Mrs Margaret Swift was born as Margaret Welles Barron in Bath, Steuben, New York on 30 September 1865.
She was the daughter of Charles Hazon Barron (b. 1827), a hardware dealer, and Julia A. Welles (b. 1835), natives of New York who had married around 1854. She had four known siblings: Ella (b. 1857), Charles (b. 1859), William (b. 1871) and Bertha (b. 1863). She came from an old English family and could trace her roots back to Ensign Hugh Welles who settled in Wethersfield, Connecticut in 1645.
She first appears on the 1870 census, listed as Minnie and by the 1880 census was living in Milo, Yates, New York and was still attending school. She received Bachelor and Master of Laws degrees from New York University and lectured on law to women's clubs, but never practiced.
She was married around 1899 to Fred Joel Swift (b. 19 March 1862), a realtor originally from Herkimer, New York. The couple remained childless and by 1900 were living in Brooklyn, New York and they later settled in Nyack, New York. She was widowed on 21 October 1907.
Following a tour of Europe Mrs Swift boarded the Titanic at Southampton as a first class passenger (ticket number 17466, which cost £25, 18s, 7d) together with friends, Dr Alice Leader, and Mr and Mrs Frederick Kenyon. She shared cabin D-17 with Dr Leader.

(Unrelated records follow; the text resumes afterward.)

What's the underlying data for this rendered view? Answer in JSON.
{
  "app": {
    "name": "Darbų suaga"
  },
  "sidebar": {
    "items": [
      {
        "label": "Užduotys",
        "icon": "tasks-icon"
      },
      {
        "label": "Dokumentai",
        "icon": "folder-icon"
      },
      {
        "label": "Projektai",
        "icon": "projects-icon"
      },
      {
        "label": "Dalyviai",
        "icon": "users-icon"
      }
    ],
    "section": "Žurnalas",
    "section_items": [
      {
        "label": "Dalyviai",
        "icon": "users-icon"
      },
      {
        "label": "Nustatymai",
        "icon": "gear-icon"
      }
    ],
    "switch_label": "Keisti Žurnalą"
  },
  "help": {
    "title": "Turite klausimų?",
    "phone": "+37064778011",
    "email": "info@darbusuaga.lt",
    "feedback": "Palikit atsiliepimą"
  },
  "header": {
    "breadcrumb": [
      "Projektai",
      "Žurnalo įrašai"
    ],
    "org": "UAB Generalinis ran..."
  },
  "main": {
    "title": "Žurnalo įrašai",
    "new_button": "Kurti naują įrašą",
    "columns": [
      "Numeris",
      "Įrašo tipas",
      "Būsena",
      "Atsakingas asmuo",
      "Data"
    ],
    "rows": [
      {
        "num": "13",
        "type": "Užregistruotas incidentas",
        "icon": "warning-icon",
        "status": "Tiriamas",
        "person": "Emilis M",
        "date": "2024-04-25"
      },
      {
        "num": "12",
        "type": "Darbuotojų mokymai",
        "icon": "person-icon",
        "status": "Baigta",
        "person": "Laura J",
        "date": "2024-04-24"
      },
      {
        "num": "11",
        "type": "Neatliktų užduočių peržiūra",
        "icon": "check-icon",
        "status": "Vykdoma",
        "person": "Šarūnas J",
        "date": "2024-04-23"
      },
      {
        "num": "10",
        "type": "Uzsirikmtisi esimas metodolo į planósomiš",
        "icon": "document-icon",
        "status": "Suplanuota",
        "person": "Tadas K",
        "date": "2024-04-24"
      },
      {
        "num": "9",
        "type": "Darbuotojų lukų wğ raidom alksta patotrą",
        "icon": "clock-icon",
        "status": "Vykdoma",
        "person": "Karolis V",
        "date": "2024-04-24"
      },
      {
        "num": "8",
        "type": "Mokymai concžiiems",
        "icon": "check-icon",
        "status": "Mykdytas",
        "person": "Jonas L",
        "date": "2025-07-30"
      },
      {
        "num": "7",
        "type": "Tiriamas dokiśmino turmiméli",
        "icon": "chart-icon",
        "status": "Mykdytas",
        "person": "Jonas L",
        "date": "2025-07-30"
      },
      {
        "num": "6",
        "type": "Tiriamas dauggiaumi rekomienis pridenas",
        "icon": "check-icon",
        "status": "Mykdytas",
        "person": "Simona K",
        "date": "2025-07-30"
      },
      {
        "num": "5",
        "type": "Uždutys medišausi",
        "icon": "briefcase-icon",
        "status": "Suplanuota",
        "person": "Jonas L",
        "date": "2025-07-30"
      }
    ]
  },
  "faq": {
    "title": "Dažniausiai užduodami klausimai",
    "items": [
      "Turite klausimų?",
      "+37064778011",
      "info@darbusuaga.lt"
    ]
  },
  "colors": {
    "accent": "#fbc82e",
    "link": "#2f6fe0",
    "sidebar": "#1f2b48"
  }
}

The three ladies were rescued in lifeboat 8. Mr Kenyon went down with the Titanic. Following her arrival in New York aboard Carpathia she stayed with her sister Ella Ford at 3 East Sixty-first Street, she gave an interview to the New York Herald (19 April 1912):
"... as Dr Alice Lieder [sic], my travelling companion, and myself were preparing to retire there came an indescribable wrenching, followed by a fearful recoil. Going out into the corridor I found that, although many passengers had arisen from their berths, comparative quiet prevailed. Several men went to one of the starboard portholes and gathered handfuls of shaven ice and showed them to us without the slightest feeling of alarm. Due to the assurances that we had all received that the Titanic was unsinkable, we felt safe, and after a few moments of inquiry most of those who had gotten up, retired again, with absolutely no thought of the huge vessel sinking. Twenty minutes later, when Dr. Lieder and I were safely tucked away in bed, a steward knocked at our door and informed us that it was the Captain’s orders that we prepare for a possible shipwreck by adjusting life preservers and going to the upper deck so as to be within reach of the lifeboats. This was the first intimation that any one aboard that doomed ship had received that there was a possibility of her going to the bottom, and even then nearly all of us took up the matter lightly enough, many of the women insisting that they would remain on board rather than venture out in the flimsy lifeboats. My companion and myself held back until the first lifeboat had been let down into the water. At that time absolute quiet prevailed. Indeed, at no time did I observe any traces of panic among the passengers. The men kindly helped the women into the lifeboats, many of them laughing and chatting, and few of them dreaming that there was any immediate danger. When the second boat was being filled Captain Smith insisted that we get into it, and as the sailors pulled away from the ship I heard him say, “Row for that light,” and I saw him point to a dim glimmer that must have been three miles distant..."
In years after the disaster Margaret seldom spoke about her experiences but those who did hear her recount her story never forgot her graphic description of the events.
A passionate horticulture enthusiast and a lover of flowers, Mrs Swift twice served as president of the Garden Club of Nyack and for many years was an honorary president. She also helped to organise the Federated Garden Clubs of New York and the National Council of State Garden Clubs, serving as the latter's president from 1933 to 1935. In 1940 she was awarded the medal of the Federated Garden Clubs of New York State. A staunch Republican, she was a member of the Women's Republican Club of Nyack and of the Women's National Republican Club and was an advocate of votes for women. She campaigned for Herbert Hoover in 1932.
She also dabbled in other activities and for thirty-five years was of the Fortnightly Library Club of Brooklyn and she was a former president of the Brooklyn Women's Club. She was one-time president-general of the Colonial Daughters of the Seventeenth Century and a member of the Thursday Class of Nyack and Sorosis, a women's club in New York. She had been prominent also in the State Federation of Women's Clubs and was active in various charities. During WWI she entertained soldiers who were unfamiliar with New York.
Mrs Swift spent her last days living in Nyack, New York close to her sisters Mrs Harry Smith (Ella) Ford and Mrs Barron (Bertha) Berthald. She died at her home, 219 North Broadway, on 29 April 1948 aged 82 and was buried in the Ford Mausoleum in Sleepy Hollow cemetery, Tarrytown, New York, (section Horeb 71, Ford Mausoleum).